Yes this is how I feel too. Perhaps why I feel uncomfortable in those kinds of places. And as someone else has said, I'd be afraid to mess anything up with my clumsiness. Especially people who I know to have anxiety about tidiness.

This is why I love to walk around in old towns, in historic churches and museums, why I cannot resist a college library or a hidden coffee shop or anything like that
One of my favorite things to do as well!
 
I grew up in two homes (switched every week). I suspect my mother has ADHD and I have a sister on that half who I am almost certain has it, so her place is almost always somewhere between disorganized and a mess. On my father's side, the place is generally tidy and very minimalist. Particularly after he got married.

Because of this, I feel pretty comfortable in places all through the tidyness spectrum. What does make me feel uncomfortable is when I am in very large houses which seem to cost a fortune (and are also generally tidy). I think it comes from being one of the poorer kids in my school since my parents were very young when I was born. I am better about it now than I used to be though. I found it completely suffocating and tried to find the most secluded corner I could to read by.
 
I have a somewhat strange behavior trait that I wonder if anyone else can relate to:

When I enter someone else's home and it's super clean, clean lines, minimal clutter or stuff out (like a picture perfect home), I immediately get uncomfortable, nervous and depending on how well I know the person, even a tad paranoid.

I'm not sure why that is. I know minimalism is the thing right now and I'd assume having a super clean home is the ideal, but something about it makes me uneasy. My own home isn't super clean but it's not super cluttered either, just somewhere in the middle. It's been described to me as having a "homey" feel which I can't tell if it's a compliment or code for "messy" lol.

It might be my ADHD side that feels more comfortable around the chaos of clutter than nothing at all. Not sure. I just know I can relax when better in that kind of environment whereas I understand other people are super meticulous about cleanliness and can't relax until things are clean. I have several friends like that, so I'm pretty sure they have anxiety walking into my own home.
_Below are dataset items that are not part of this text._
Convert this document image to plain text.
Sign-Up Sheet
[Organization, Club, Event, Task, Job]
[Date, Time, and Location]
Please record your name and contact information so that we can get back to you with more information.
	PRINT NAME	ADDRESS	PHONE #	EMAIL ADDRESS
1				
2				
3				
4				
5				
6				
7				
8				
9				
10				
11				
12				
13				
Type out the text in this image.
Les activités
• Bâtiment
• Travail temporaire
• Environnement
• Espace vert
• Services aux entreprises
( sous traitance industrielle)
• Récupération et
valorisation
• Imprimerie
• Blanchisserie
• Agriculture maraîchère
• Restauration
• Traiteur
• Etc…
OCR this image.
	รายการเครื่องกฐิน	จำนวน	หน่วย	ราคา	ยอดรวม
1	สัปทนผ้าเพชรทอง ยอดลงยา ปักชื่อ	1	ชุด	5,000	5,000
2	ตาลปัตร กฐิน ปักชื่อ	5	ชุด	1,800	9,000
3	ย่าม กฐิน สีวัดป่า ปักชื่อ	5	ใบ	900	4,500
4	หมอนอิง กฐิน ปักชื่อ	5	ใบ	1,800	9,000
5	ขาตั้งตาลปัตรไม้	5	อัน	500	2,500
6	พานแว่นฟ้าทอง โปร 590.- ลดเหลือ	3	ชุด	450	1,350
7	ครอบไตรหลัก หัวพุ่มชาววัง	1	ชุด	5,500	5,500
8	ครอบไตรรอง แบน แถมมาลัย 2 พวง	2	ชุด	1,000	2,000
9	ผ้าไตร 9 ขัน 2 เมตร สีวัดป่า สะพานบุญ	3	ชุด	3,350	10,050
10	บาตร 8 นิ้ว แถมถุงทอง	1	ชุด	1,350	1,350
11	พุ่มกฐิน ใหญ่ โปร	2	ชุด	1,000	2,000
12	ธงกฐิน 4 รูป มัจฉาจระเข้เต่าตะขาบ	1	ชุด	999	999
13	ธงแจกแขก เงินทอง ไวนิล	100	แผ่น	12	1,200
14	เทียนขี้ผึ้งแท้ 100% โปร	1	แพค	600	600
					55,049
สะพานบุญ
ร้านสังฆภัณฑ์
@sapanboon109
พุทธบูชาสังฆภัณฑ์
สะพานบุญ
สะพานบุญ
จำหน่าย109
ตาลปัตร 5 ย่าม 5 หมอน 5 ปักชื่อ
Where do you fall on the tidiness spectrum?
I get overwhelmed with mess and cluttered. I try to ignore it as much as possible, but sometimes I lose it and have a meltdown.
 
My wife and I are somewhere in the middle with all of this. I tend to be the collector of things,...she tends to "purge" anything we don't need or use that often. We love clean, straight, art deco and Scandinavian inspired furniture design,...we pretty much avoid all the "puffy, overstuffed" furniture found in most US stores. No patterns,...and if there are patterns,...geometric. We like modern design, as well. My wife HATES clutter,...she donates and throws stuff out all the time. One tiny closet and one dresser for the both of us to share,...and that's fine. We just don't have "stuff" laying around, and if there is,...it's not there for long. There's little food in the house,...the refrigerator, freezer, cabinets,...at maximum 1/2 full,...but mostly empty. Little containers of this and that,...if she hasn't used it in a month or so,....it's gone. She's been extremely tolerant of my plant collection,...and I know it bothers her that they are in the house. She can't wait until we retire, build our net positive energy home,...with a greenhouse, so we can get rid of the plants in the house.

Whenever this topic comes up, I remember the off-grid cabin we rented on the Big Island of Hawaii a few years back. Very modern design, only about 25 x 25ft total,...a deck off the one side,...open concept,...but had everything we needed and didn't feel constrained at all,...a basic, but very functional design. We both were in agreement we could totally do something like this in our retirement.